Wearing the mask correctly matters. Here’s how to wear them properly:
-Completely cover your nose, mouth and chin
-Refrain from touching/fiddling with your mask while out
-Make sure it fits snugly around your face
-Remove it when you’re safely home and wash frequently
Reza said psychologically facemasks are important to remind us that collectively, we’re taking this pandemic seriously.
Bottom line: Wear a mask and wear it properly.
Should I sanitize my groceries?
Sanitizing groceries, according to NC State food safety specialist Ben Chapman, PhD., is not necessary and even a little bit silly.
“As we look at these clusters of illnesses, food and food packaging are not part of those clusters,” said Chapman. “So far, being around people is what spreads the disease. Nothing else.”
Chapman said that while food settings—like grocery stores and restaurants—have been linked to disease outbreaks, it’s because people congregate in those settings. According to the CDC, it’s primarily respiratory droplets from infected people that causes disease transmission, as well as contaminated surfaces.

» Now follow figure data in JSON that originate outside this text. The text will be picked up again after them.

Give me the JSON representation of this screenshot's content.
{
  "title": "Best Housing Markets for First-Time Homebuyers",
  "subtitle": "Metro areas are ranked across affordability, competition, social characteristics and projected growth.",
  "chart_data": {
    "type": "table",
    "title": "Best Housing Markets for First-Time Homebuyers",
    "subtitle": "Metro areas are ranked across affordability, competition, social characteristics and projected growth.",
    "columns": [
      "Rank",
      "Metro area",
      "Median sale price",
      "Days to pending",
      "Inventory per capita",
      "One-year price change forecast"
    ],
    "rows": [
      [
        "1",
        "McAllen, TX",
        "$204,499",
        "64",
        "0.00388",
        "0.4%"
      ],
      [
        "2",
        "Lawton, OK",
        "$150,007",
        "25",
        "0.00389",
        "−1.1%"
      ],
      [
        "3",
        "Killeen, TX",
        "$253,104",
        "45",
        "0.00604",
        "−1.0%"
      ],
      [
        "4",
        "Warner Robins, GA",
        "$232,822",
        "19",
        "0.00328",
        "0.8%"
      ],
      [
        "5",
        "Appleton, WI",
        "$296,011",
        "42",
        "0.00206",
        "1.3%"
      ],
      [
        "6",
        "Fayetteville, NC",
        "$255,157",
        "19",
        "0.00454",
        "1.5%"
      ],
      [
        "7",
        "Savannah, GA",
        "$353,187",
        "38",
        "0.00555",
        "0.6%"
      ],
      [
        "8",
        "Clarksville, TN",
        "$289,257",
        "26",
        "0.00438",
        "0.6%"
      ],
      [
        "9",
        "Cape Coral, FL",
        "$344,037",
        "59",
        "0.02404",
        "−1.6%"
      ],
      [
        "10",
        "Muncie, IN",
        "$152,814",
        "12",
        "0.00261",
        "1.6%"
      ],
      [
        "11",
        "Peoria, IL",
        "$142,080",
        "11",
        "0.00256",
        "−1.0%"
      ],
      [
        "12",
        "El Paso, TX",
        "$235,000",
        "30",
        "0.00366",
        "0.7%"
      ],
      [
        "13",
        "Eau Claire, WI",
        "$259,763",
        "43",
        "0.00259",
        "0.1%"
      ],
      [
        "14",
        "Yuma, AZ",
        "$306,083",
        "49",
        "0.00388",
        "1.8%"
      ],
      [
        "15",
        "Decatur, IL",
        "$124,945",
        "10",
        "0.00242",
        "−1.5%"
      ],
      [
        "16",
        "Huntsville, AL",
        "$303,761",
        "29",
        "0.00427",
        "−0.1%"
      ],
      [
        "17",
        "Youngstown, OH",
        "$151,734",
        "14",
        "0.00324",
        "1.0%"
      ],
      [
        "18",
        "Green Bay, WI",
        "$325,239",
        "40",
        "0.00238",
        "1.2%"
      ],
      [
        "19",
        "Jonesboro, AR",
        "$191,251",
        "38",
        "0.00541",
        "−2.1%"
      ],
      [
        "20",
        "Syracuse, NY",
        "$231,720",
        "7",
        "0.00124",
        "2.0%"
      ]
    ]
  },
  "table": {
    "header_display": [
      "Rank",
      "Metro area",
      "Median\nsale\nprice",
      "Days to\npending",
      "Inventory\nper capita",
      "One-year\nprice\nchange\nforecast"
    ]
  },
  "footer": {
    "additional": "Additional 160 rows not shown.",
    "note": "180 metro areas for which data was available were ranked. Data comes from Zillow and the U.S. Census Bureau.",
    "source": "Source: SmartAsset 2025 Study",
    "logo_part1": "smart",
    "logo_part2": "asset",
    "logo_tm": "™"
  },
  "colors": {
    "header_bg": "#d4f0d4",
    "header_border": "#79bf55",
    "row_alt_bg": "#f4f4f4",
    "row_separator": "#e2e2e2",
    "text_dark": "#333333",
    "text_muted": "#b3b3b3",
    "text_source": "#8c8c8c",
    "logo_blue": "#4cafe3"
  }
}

“If you have the means to sanitize every item, go for it,” said Chapman. “But I’m personally saving my sanitizer for riskier situations, like cleaning surfaces in my house if someone gets sick.”
Chapman said that a far more practical approach is to wash your hands before and after putting away your groceries.
“It might not be as sexy, but handwashing is a way more effective strategy to reduce risk," he said.
Instead of sanitizing your groceries, you could leave them on the counter for 24-hours without touching them, which is plenty of time for the virus to become inert.
Food safety protocols always recommended washing produce, and that hasn’t changed said Chapman. Never use soap or diluted chlorine to wash your produce, as both can cause health problems.
Bottom line: Sanitize your groceries if you want, but there’s no evidence linking food or food packaging to disease outbreaks.